Cette juridiction ne pouvant agir que sur la durée de cette période et encore sur décision spéciale, soit pour l’augmenter, et là le juge peut aller jusqu’aux deux tiers de la peine ou la porter à 22 ans au lieu de 18 ans, soit pour la réduire ; mais souvent c’est plutôt dans le sens d’une aggravation devant justement le caractère souvent ignoble de ce type d’infractions les plus graves. Donc là, la période de sûreté va être automatique pour les crimes les plus odieux.

— Ensuite, la période de sûreté peut être facultative cette fois et ici quel que soit le crime ou le délit. Donc, autant les crimes que les délits sont visés par cette période de sûreté, à la différence de la période de sûreté automatique.

Ici, quel que soit le crime ou le délit, dès lors que la condamnation est une peine privative de liberté supérieure à 5 ans sans sursis, et bien là encore, la juridiction peut décider d’une période de sûreté correspondant là encore aux deux tiers maximum de la peine ou à 22 ans maximum en cas de perpétuité ; mais c’est ici – et je le rappelle – une faculté et non une obligation pour le juge.

Il faut noter, pour atténuer la rigueur de ces dispositions qu’au cours de l’exécution de la peine, si le condamné présente des gages sérieux de réadaptation, la période de sûreté peut être réduite ou modifiée dans ses effets, mais selon une procédure particulière dont l’initiative revient au JAP, ce n’est pas très souvent appliqué.
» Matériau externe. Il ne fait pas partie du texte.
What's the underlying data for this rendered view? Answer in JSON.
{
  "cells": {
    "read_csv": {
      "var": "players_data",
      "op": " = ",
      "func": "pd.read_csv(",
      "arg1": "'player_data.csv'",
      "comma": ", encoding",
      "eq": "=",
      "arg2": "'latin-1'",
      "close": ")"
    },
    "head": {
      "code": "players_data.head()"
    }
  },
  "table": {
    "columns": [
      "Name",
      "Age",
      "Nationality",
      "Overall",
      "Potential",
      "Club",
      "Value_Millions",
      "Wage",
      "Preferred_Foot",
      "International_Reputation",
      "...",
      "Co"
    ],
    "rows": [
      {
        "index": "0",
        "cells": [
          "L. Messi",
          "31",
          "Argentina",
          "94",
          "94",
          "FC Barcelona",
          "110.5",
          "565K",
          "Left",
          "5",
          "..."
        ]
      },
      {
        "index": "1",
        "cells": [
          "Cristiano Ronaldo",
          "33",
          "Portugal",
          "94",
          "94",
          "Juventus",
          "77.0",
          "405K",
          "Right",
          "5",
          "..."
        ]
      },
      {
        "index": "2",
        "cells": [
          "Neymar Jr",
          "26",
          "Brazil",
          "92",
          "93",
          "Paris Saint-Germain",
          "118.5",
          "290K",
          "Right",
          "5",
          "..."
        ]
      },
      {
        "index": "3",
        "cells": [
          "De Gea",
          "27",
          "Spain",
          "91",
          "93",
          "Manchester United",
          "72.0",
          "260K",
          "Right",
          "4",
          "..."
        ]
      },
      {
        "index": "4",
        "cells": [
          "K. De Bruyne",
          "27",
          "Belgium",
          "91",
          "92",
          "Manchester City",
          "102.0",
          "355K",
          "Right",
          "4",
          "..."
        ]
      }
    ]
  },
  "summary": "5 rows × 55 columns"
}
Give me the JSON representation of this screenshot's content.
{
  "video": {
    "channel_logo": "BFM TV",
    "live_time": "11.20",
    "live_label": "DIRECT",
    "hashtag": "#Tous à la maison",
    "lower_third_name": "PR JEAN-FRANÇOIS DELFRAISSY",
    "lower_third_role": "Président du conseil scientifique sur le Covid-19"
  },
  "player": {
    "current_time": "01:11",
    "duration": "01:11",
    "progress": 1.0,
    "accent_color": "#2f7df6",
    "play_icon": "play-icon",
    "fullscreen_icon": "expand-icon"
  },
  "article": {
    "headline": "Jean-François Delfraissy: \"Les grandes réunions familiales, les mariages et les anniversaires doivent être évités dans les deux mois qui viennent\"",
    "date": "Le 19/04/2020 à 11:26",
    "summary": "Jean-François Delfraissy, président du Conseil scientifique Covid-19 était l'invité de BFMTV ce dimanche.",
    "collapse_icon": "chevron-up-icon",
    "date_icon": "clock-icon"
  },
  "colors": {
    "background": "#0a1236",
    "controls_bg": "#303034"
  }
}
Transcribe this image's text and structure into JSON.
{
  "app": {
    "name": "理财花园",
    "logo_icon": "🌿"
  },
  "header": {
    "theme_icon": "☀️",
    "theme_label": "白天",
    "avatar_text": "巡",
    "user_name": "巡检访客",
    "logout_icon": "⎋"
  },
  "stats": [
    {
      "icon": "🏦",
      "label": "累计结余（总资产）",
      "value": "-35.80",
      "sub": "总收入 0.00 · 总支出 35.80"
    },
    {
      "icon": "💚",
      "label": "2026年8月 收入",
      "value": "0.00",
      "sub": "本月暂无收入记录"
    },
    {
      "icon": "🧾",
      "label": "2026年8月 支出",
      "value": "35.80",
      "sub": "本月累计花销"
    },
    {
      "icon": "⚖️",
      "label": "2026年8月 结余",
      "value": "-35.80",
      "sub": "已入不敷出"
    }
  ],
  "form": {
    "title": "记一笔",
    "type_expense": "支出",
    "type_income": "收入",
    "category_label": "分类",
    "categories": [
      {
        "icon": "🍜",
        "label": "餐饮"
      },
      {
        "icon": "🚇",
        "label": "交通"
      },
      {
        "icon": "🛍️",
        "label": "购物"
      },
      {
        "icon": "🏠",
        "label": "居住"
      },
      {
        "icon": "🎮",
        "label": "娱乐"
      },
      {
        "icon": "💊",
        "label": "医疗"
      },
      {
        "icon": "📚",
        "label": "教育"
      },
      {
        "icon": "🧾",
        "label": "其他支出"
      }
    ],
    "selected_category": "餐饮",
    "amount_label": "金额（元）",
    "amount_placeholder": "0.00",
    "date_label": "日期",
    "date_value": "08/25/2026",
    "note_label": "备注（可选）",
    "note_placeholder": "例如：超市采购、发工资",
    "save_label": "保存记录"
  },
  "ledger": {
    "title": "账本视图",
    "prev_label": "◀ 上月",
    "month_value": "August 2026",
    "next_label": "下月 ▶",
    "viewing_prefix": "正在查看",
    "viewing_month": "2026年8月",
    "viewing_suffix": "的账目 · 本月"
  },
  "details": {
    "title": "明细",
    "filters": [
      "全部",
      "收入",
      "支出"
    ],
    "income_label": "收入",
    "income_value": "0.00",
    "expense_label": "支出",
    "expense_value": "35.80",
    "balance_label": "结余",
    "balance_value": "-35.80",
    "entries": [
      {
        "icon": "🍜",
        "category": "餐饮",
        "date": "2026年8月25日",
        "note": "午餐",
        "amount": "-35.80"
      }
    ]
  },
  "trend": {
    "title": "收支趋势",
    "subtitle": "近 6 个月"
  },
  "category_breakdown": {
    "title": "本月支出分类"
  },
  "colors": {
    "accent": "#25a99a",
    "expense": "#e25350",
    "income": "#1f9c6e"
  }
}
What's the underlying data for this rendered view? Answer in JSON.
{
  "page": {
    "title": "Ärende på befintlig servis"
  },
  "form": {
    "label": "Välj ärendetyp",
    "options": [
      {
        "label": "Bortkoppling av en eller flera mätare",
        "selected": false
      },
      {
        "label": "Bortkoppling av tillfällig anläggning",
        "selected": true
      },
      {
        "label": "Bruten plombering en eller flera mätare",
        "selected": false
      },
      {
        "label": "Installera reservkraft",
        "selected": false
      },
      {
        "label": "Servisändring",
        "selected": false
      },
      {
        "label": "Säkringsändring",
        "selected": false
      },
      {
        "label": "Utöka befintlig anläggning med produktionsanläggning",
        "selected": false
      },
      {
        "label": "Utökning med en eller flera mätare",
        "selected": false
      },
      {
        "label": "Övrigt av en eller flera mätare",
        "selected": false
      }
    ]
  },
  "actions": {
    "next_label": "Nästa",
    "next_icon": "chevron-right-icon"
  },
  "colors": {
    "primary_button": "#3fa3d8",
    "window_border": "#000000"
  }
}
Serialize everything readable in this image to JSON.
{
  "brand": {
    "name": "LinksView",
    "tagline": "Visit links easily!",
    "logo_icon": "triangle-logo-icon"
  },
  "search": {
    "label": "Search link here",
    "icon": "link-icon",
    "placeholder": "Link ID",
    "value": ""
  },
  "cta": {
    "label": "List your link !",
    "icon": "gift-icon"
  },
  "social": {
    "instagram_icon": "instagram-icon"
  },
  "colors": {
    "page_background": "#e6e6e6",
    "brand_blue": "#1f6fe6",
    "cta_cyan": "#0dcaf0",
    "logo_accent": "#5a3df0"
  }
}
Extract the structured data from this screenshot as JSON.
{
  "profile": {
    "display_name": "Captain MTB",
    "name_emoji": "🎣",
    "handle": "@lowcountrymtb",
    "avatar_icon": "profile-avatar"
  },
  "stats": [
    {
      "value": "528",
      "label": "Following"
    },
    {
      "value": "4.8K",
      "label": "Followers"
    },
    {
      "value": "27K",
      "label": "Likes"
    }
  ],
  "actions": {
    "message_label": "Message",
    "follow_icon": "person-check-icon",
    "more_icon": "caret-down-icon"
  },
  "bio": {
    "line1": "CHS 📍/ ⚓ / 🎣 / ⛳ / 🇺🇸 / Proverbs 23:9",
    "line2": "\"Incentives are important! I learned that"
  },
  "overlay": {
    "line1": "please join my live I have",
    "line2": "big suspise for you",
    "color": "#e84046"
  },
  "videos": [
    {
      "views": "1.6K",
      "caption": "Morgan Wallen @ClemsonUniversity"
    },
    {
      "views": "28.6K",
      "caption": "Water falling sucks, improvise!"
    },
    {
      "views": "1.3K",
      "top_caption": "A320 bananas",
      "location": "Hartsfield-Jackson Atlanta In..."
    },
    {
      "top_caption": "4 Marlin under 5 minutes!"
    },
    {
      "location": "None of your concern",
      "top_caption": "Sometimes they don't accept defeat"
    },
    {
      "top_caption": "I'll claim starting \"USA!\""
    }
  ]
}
En outre, si les réductions de peine sont bien sûr sans incident sur la durée de la période de sûreté, en revanche les commutations de peine ou de remises de peines qui sont prévues par un décret de grâce sont prises en compte.

Donc, deux périodes de sûretés, une période de sûreté automatique et une période de sûreté facultative pour les crimes et les délits moins graves prononcés par le juge.

Deuxième aspect de ce renforcement, toujours dans le cadre de la période de sûreté, c’est ce que l’on appelle la perpétuité incompressible, encore appelée perpétuité réelle.

Elle a été introduite en 1994 pour, d’une certaine façon, compenser la suppression de la peine capitale et tenter de trouver une réponse judiciaire à la perpétration de crimes sexuels particulièrement odieux là encore, meurtres ou assassinats, précédés ou accompagnés d’un viol, de torture ou d’actes de barbarie sur mineur de 15 ans notamment. Dans ce cas de figure, si la Cour d’Assises prononce une peine à temps, la période de sûreté pourra être égale à la durée totale de celle-ci, si la réclusion à perpétuité est prononcée, la Cour là peut porter la période de sûreté à 30 ans ou encore pour la totalité de sa durée, c’est une vraie perpétuité, d’où l’expression la perpétuité réelle.

On l’a compris, elle vient aggraver considérablement le sort du condamné en ce que l’objectif visé est ici que ce dernier ne sorte finalement jamais de prison, même si malgré tout, une porte de sortie semble prévue par le législateur après une période de trente ans passée en prison. Donc aggravation tout à fait notable de la situation du condamné.